Tax Deductions for Accounting Clerks

Accounting Clerk

Dealing with numbers on a daily basis seems like it would make filing a tax return a little bit easier, but even as an accounting clerk, you still need to be careful with your calculations at tax time. Whether your job requires you to do data entry, manage appointments, assist other staff, or any other responsibility at an accounting firm, you'll expect to receive a Form W-2, Wage and Tax Statement from your employer. This form will list your wages and the amount taken in withholdings, and include information you need to file your tax return.

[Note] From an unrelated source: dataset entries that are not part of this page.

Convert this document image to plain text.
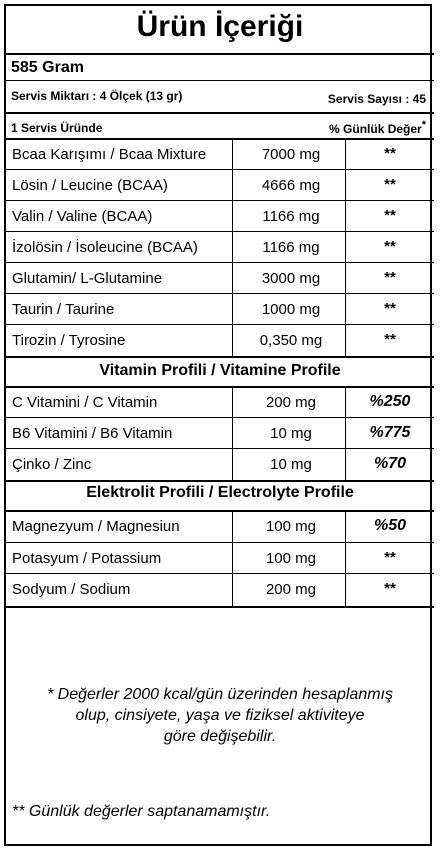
Ürün İçeriği
585 Gram
Servis Miktarı : 4 Ölçek (13 gr)	Servis Sayısı : 45
1 Servis Üründe	% Günlük Değer*
Bcaa Karışımı / Bcaa Mixture	7000 mg	**
Lösin / Leucine (BCAA)	4666 mg	**
Valin / Valine (BCAA)	1166 mg	**
İzolösin / İsoleucine (BCAA)	1166 mg	**
Glutamin/ L-Glutamine	3000 mg	**
Taurin / Taurine	1000 mg	**
Tirozin / Tyrosine	0,350 mg	**
Vitamin Profili / Vitamine Profile
C Vitamini / C Vitamin	200 mg	%250
B6 Vitamini / B6 Vitamin	10 mg	%775
Çinko / Zinc	10 mg	%70
Elektrolit Profili / Electrolyte Profile
Magnezyum / Magnesiun	100 mg	%50
Potasyum / Potassium	100 mg	**
Sodyum / Sodium	200 mg	**
* Değerler 2000 kcal/gün üzerinden hesaplanmış
olup, cinsiyete, yaşa ve fiziksel aktiviteye
göre değişebilir.
** Günlük değerler saptanamamıştır.
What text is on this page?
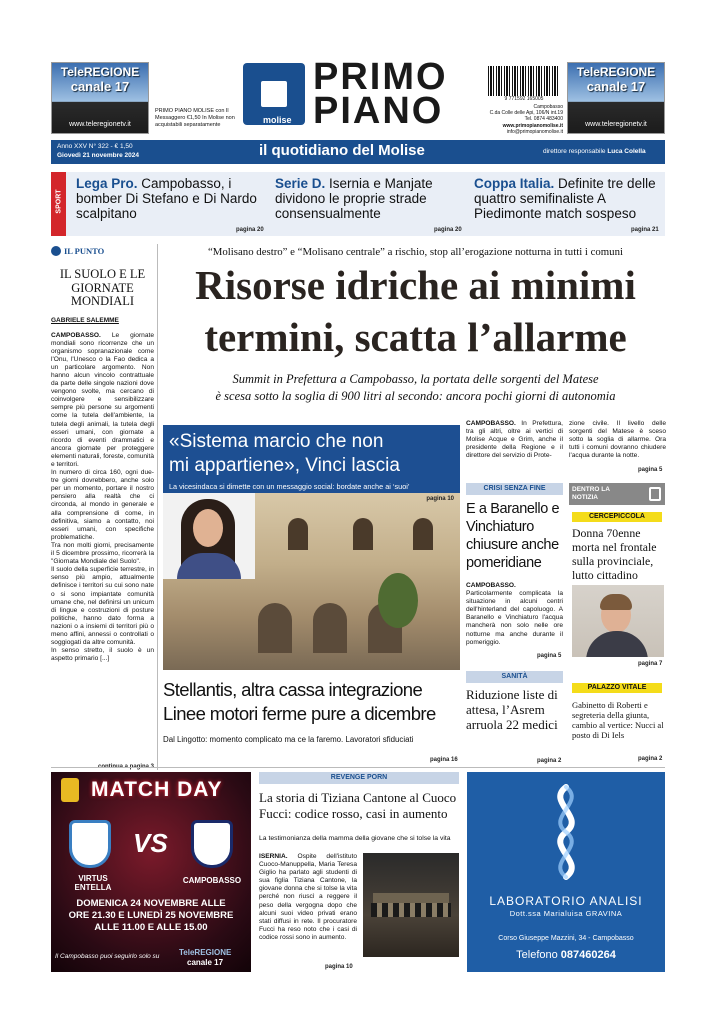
TeleREGIONE
canale 17
www.teleregionetv.it
PRIMO PIANO MOLISE con Il Messaggero €1,50 In Molise non acquistabili separatamente
PRIMO
PIANO
molise
9 771592 165005
Campobasso
C.da Colle delle Api, 106/N int.19
Tel. 0874 483400
www.primopianomolise.it
info@primopianomolise.it
TeleREGIONE
canale 17
www.teleregionetv.it
Anno XXV N° 322 - € 1,50
Giovedì 21 novembre 2024	il quotidiano del Molise	direttore responsabile Luca Colella
SPORT
Lega Pro. Campobasso, i bomber Di Stefano e Di Nardo scalpitano
pagina 20
Serie D. Isernia e Manjate dividono le proprie strade consensualmente
pagina 20
Coppa Italia. Definite tre delle quattro semifinaliste A Piedimonte match sospeso
pagina 21
IL PUNTO
IL SUOLO E LE GIORNATE MONDIALI
GABRIELE SALEMME

CAMPOBASSO. Le giornate mondiali sono ricorrenze che un organismo sopranazionale come l'Onu, l'Unesco o la Fao dedica a un particolare argomento. Non hanno alcun vincolo contrattuale da parte delle singole nazioni dove vengono svolte, ma cercano di coinvolgere e sensibilizzare sempre più persone su argomenti come la tutela dell'ambiente, la tutela degli animali, la tutela degli esseri umani, con giornate a ricordo di eventi drammatici e ancora giornate per proteggere elementi naturali, foreste, comunità e territori.

In numero di circa 160, ogni due-tre giorni dovrebbero, anche solo per un momento, portare il nostro pensiero alla realtà che ci circonda, al mondo in generale e alla comprensione di come, in definitiva, siamo a contatto, noi esseri umani, con specifiche problematiche.

Tra non molti giorni, precisamente il 5 dicembre prossimo, ricorrerà la "Giornata Mondiale del Suolo".

Il suolo della superficie terrestre, in senso più ampio, attualmente definisce i territori su cui sono nate o si sono impiantate comunità umane che, nel definirsi un unicum di lingue e costruzioni di posture politiche, hanno dato forma a nazioni o a insiemi di territori più o meno affini, annessi o controllati o soggiogati da altre comunità.

In senso stretto, il suolo è un aspetto primario [...]

“Molisano destro” e “Molisano centrale” a rischio, stop all’erogazione notturna in tutti i comuni
Risorse idriche ai minimi
termini, scatta l’allarme
Summit in Prefettura a Campobasso, la portata delle sorgenti del Matese
è scesa sotto la soglia di 900 litri al secondo: ancora pochi giorni di autonomia
CAMPOBASSO. In Prefettura, tra gli altri, oltre ai vertici di Molise Acque e Grim, anche il presidente della Regione e il direttore del servizio di Prote-
zione civile. Il livello delle sorgenti del Matese è sceso sotto la soglia di allarme. Ora tutti i comuni dovranno chiudere l'acqua durante la notte.
pagina 5
«Sistema marcio che non
mi appartiene», Vinci lascia
La vicesindaca si dimette con un messaggio social: bordate anche ai ‘suoi’
pagina 10
Stellantis, altra cassa integrazione
Linee motori ferme pure a dicembre
Dal Lingotto: momento complicato ma ce la faremo. Lavoratori sfiduciati
pagina 16
CRISI SENZA FINE
E a Baranello e Vinchiaturo chiusure anche pomeridiane
CAMPOBASSO. Particolarmente complicata la situazione in alcuni centri dell'hinterland del capoluogo. A Baranello e Vinchiaturo l'acqua mancherà non solo nelle ore notturne ma anche durante il pomeriggio.
pagina 5
SANITÀ
Riduzione liste di attesa, l’Asrem arruola 22 medici
pagina 2
DENTRO LA NOTIZIA
CERCEPICCOLA
Donna 70enne morta nel frontale sulla provinciale, lutto cittadino
pagina 7
PALAZZO VITALE
Gabinetto di Roberti e segreteria della giunta, cambio al vertice: Nucci al posto di Di Iels
pagina 2
MATCH DAY
VS
VIRTUS ENTELLA
CAMPOBASSO
DOMENICA 24 NOVEMBRE ALLE
ORE 21.30 E LUNEDÌ 25 NOVEMBRE
ALLE 11.00 E ALLE 15.00
Il Campobasso puoi seguirlo solo su TeleREGIONE
canale 17
REVENGE PORN
La storia di Tiziana Cantone al Cuoco Fucci: codice rosso, casi in aumento
La testimonianza della mamma della giovane che si tolse la vita
ISERNIA. Ospite dell'istituto Cuoco-Manuppella, Maria Teresa Giglio ha parlato agli studenti di sua figlia Tiziana Cantone, la giovane donna che si tolse la vita perché non riuscì a reggere il peso della vergogna dopo che alcuni suoi video privati erano stati diffusi in rete. Il procuratore Fucci ha reso noto che i casi di codice rossi sono in aumento.
pagina 10
LABORATORIO ANALISI
Dott.ssa Marialuisa GRAVINA
Corso Giuseppe Mazzini, 34 - Campobasso
Telefono 087460264
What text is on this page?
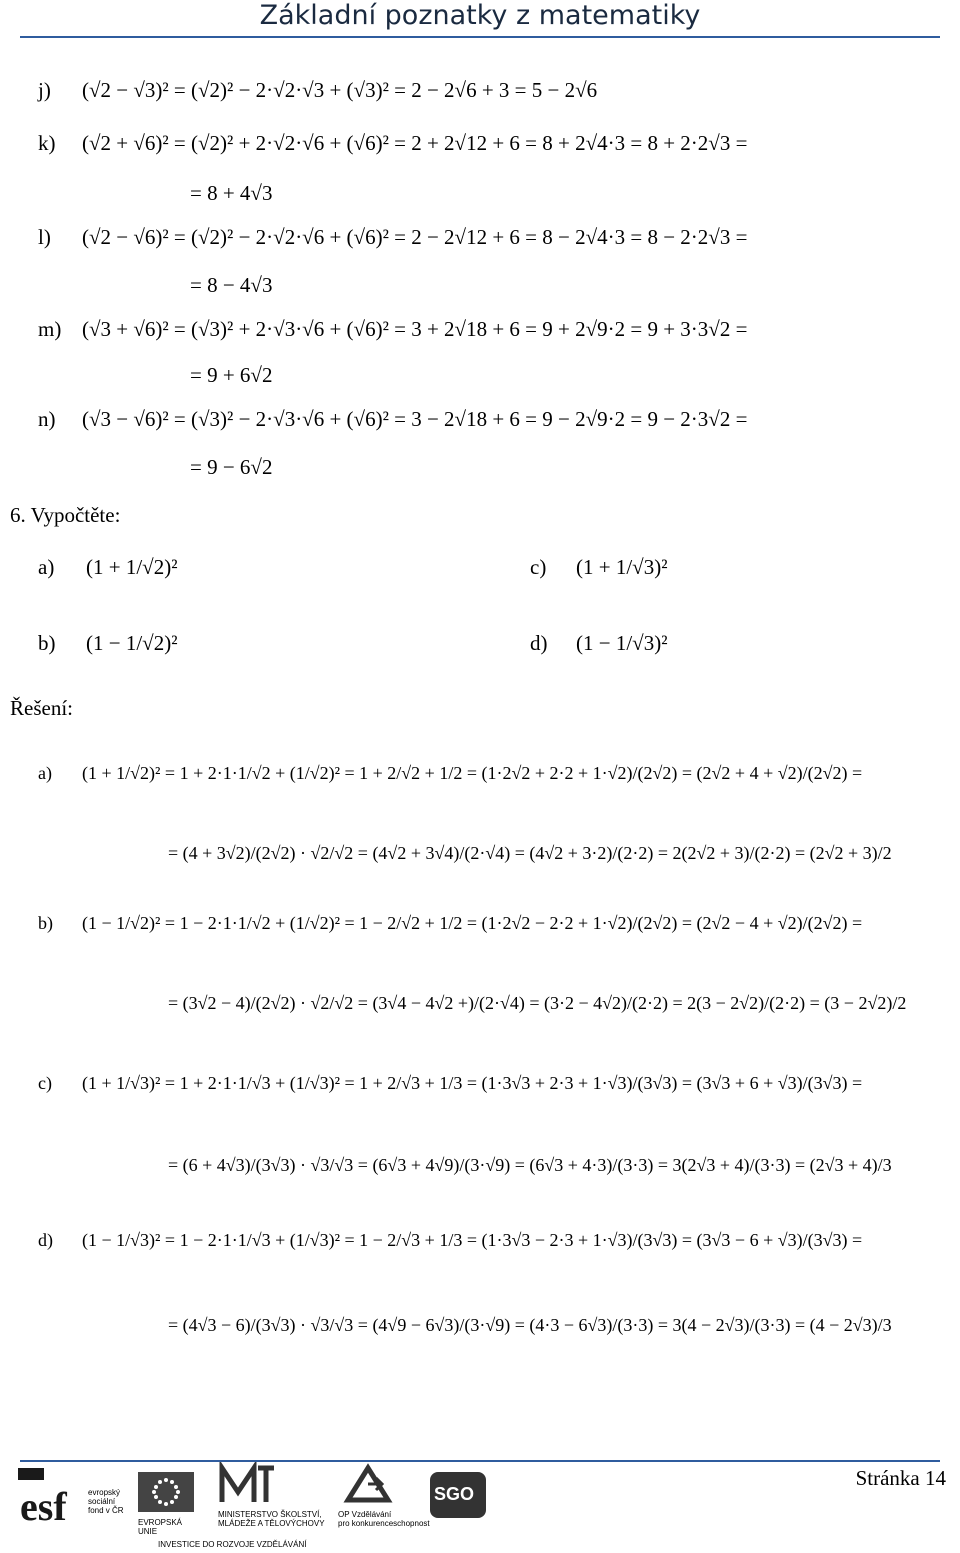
Základní poznatky z matematiky
j) (√2 − √3)² = (√2)² − 2·√2·√3 + (√3)² = 2 − 2√6 + 3 = 5 − 2√6
k) (√2 + √6)² = (√2)² + 2·√2·√6 + (√6)² = 2 + 2√12 + 6 = 8 + 2√4·3 = 8 + 2·2√3 =
= 8 + 4√3
l) (√2 − √6)² = (√2)² − 2·√2·√6 + (√6)² = 2 − 2√12 + 6 = 8 − 2√4·3 = 8 − 2·2√3 =
= 8 − 4√3
m) (√3 + √6)² = (√3)² + 2·√3·√6 + (√6)² = 3 + 2√18 + 6 = 9 + 2√9·2 = 9 + 3·3√2 =
= 9 + 6√2
n) (√3 − √6)² = (√3)² − 2·√3·√6 + (√6)² = 3 − 2√18 + 6 = 9 − 2√9·2 = 9 − 2·3√2 =
= 9 − 6√2
6. Vypočtěte:
a) (1 + 1/√2)²
b) (1 − 1/√2)²
c) (1 + 1/√3)²
d) (1 − 1/√3)²
Řešení:
a) (1 + 1/√2)² = 1 + 2·1·1/√2 + (1/√2)² = 1 + 2/√2 + 1/2 = (1·2√2 + 2·2 + 1·√2)/(2√2) = (2√2 + 4 + √2)/(2√2) =
= (4 + 3√2)/(2√2) · √2/√2 = (4√2 + 3√4)/(2·√4) = (4√2 + 3·2)/(2·2) = 2(2√2 + 3)/(2·2) = (2√2 + 3)/2
b) (1 − 1/√2)² = 1 − 2·1·1/√2 + (1/√2)² = 1 − 2/√2 + 1/2 = (1·2√2 − 2·2 + 1·√2)/(2√2) = (2√2 − 4 + √2)/(2√2) =
= (3√2 − 4)/(2√2) · √2/√2 = (3√4 − 4√2 +)/(2·√4) = (3·2 − 4√2)/(2·2) = 2(3 − 2√2)/(2·2) = (3 − 2√2)/2
c) (1 + 1/√3)² = 1 + 2·1·1/√3 + (1/√3)² = 1 + 2/√3 + 1/3 = (1·3√3 + 2·3 + 1·√3)/(3√3) = (3√3 + 6 + √3)/(3√3) =
= (6 + 4√3)/(3√3) · √3/√3 = (6√3 + 4√9)/(3·√9) = (6√3 + 4·3)/(3·3) = 3(2√3 + 4)/(3·3) = (2√3 + 4)/3
d) (1 − 1/√3)² = 1 − 2·1·1/√3 + (1/√3)² = 1 − 2/√3 + 1/3 = (1·3√3 − 2·3 + 1·√3)/(3√3) = (3√3 − 6 + √3)/(3√3) =
= (4√3 − 6)/(3√3) · √3/√3 = (4√9 − 6√3)/(3·√9) = (4·3 − 6√3)/(3·3) = 3(4 − 2√3)/(3·3) = (4 − 2√3)/3
Stránka 14
esf	evropský
sociální
fond v ČR
EVROPSKÁ UNIE
MINISTERSTVO ŠKOLSTVÍ,
MLÁDEŽE A TĚLOVÝCHOVY
OP Vzdělávání
pro konkurenceschopnost
INVESTICE DO ROZVOJE VZDĚLÁVÁNÍ
SGO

If you acquired job-related expenses throughout the tax year, you may be able to claim deductions, which can lower the amount you're expected to pay in taxes. You should have all receipts to serve as proof of your expenses, which may include:

  • Trade publication and journal subscription fees
  • Membership dues for professional affiliations
  • Supplies and other equipment necessary to perform your job
  • State and local government regulatory fees, including flat rate occupational taxes, as long as it's not paid for initial certification

Two educational credits are available to those in school, the Lifetime Learning Credit and American Opportunity Credit. The latter is only applicable to students enrolled in their first four years of schooling, working toward a degree, and must be enrolled at least half-time, and free of felony drug convictions. The Lifetime Learning Credit is available for any student, attending classes at a college, university, and trade school, without requirements to a degree or enrollment status.

If these educational credits are not applicable to you, work-related education expenses that are not reimbursed may be deductible. Generally, refresher courses, vocational classes, and new development classes for the industry are deductible. Courses that qualify you for a new trade, or those required to meet the minimum qualifications of the job are not-deductible.